Bezogen auf den Vorfall in Dresden glaubt er auch nicht an einen Einzelfall. „Journalisten in Dresden berichten immer wieder, dass sie von der Polizei an ihrer Arbeit gehindert wurden“, sagte er. „Viele Journalisten fühlen sich von der Polizei bei Pegida-Demos nicht ausreichend beschützt“, sagt der Rechtsanwalt.

Bei der Gewerkschaft der Polizei (GdP) wehrt man sich gegen den Eindruck eines strukturellen Problems innerhalb der Behörde. „Ich habe keine Erkenntnisse für einen sogenannten Sachsensumpf und kein Verständnis für den Begriff ,Pegizei‘“, sagte der Vize-Bundeschef der GdP, Jörg Radek. Die Polizei sei ein Querschnitt der Gesellschaft. „Solange die AfD und Pegida nicht als klar verfassungsfeindlich eingestuft sind, darf auch ein Polizeibeschäftigter Anhänger dieser Partei und Gruppierung sein, dies jedoch, vor dem Hintergrund des Mäßigungsgebot“, sagte er.
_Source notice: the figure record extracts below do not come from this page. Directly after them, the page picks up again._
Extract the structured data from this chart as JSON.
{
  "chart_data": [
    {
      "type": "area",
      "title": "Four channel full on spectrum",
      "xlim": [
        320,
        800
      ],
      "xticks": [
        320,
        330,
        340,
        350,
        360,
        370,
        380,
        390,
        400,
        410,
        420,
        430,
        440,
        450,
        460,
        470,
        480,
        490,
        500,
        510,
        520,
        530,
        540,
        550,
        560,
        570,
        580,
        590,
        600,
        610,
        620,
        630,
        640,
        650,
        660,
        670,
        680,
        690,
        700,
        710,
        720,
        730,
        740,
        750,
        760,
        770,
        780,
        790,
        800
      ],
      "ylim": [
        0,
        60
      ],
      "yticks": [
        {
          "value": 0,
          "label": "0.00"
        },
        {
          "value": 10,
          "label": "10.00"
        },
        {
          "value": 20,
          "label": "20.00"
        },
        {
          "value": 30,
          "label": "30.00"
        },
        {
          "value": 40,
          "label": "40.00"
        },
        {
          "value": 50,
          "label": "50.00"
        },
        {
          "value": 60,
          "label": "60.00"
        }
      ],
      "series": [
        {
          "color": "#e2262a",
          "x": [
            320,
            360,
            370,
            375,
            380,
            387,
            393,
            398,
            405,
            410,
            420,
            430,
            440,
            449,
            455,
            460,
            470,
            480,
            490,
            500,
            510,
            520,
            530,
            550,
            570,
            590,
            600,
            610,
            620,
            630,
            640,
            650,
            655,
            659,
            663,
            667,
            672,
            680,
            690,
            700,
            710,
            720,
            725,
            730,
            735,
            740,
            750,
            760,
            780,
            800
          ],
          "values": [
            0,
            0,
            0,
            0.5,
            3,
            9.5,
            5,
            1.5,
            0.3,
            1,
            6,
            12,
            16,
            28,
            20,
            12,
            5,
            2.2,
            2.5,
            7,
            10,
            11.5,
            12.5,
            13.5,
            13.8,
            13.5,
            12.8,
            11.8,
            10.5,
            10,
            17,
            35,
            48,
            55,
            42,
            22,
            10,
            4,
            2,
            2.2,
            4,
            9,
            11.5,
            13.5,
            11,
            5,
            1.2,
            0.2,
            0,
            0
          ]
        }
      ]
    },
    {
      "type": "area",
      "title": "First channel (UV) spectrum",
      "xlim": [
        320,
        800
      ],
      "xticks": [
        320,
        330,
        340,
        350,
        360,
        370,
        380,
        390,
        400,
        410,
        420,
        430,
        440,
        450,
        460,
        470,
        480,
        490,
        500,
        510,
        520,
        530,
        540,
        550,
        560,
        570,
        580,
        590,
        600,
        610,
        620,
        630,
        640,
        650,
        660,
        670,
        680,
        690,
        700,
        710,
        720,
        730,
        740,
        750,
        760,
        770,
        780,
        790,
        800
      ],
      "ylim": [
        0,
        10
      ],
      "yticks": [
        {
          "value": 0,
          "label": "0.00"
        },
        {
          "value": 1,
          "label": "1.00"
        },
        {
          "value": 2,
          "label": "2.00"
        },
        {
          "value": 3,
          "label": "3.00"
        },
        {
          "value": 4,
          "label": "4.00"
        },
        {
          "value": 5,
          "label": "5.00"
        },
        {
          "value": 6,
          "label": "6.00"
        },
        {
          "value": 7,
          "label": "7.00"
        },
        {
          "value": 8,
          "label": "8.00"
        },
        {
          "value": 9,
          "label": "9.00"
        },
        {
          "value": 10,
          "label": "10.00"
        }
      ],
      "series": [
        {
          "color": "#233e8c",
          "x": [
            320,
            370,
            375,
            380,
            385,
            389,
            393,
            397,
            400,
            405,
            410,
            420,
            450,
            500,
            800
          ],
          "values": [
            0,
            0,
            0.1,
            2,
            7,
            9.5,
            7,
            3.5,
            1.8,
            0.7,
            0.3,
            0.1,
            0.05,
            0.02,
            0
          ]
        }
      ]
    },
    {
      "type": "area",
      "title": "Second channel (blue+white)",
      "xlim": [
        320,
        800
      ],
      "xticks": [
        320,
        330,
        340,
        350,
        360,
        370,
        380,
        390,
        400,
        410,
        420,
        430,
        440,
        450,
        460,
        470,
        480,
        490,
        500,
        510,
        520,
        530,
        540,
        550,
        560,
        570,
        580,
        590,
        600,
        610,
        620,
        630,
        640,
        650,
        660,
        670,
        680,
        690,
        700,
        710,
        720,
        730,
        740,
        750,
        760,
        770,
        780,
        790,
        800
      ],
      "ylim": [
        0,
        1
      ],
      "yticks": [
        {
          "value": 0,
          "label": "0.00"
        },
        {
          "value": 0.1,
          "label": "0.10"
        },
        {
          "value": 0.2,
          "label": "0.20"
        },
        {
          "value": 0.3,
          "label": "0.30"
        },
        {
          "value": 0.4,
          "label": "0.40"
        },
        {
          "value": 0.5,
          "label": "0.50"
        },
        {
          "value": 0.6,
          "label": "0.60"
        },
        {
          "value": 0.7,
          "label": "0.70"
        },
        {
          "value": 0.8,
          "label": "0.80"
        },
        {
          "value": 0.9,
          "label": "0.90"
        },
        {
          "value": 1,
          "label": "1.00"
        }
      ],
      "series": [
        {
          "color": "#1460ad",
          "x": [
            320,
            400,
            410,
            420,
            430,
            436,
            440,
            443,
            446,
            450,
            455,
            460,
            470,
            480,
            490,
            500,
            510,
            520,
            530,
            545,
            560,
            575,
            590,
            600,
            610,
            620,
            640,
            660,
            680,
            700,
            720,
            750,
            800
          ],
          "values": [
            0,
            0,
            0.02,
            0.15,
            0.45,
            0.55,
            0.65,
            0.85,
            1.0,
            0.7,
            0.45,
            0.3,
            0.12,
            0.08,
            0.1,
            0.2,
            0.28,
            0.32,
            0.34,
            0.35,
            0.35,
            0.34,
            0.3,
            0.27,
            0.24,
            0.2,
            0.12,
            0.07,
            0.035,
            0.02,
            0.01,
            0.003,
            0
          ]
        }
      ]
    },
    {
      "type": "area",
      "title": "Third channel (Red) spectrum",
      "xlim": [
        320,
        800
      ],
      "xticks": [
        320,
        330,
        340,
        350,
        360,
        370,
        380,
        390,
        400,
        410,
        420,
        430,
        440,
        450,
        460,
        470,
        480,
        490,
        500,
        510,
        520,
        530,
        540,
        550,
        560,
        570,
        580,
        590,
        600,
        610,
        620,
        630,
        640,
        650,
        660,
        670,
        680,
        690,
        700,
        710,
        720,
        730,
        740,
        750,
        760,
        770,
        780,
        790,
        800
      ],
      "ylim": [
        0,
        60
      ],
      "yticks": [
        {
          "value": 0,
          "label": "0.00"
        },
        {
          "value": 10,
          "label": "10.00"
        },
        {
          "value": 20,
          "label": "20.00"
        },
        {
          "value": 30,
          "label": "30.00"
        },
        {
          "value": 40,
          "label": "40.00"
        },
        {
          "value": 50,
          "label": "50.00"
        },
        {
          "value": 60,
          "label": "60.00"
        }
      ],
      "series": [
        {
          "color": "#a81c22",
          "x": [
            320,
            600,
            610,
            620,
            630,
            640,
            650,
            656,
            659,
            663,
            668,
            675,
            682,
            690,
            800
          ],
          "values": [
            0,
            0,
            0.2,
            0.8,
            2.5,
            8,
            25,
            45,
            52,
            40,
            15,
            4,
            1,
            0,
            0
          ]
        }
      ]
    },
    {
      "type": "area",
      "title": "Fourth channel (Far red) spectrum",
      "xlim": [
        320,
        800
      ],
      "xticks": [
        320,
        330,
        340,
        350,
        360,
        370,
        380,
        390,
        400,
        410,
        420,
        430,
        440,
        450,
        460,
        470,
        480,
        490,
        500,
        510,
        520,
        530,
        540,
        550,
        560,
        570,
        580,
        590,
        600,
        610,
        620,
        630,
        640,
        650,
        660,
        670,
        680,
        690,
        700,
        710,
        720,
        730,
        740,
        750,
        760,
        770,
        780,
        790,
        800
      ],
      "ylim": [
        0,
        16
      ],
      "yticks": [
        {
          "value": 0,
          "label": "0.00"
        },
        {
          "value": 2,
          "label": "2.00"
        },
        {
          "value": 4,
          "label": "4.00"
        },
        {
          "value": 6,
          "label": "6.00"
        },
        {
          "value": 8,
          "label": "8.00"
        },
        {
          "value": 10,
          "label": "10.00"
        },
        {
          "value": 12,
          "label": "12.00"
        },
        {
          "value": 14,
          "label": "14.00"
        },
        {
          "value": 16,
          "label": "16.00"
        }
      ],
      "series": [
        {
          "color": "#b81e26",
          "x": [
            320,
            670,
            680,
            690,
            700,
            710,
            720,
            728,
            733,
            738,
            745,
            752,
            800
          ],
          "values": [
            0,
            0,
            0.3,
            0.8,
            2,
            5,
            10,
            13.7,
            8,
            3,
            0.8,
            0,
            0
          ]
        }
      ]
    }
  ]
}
Gleichzeitig sieht er die Äußerungen von Ministerpräsident Michael Kretschmer (CDU) kritisch, der kurz nach dem Einsatz die Polizei gelobt und die Journalisten indirekt als nicht seriös bezeichnet hatte. Einsatzverläufe seien oft komplex. „Herr Kretschmer hätte noch etwas abwarten sollen, bis der Sachverhalt weitgehend aufgeklärt wurde“, sagte er und bezeichnete den Einsatz als „weniger geglückt“. Kretschmer selbst versprach Aufklärung, der politische Druck auf ihn aber wächst.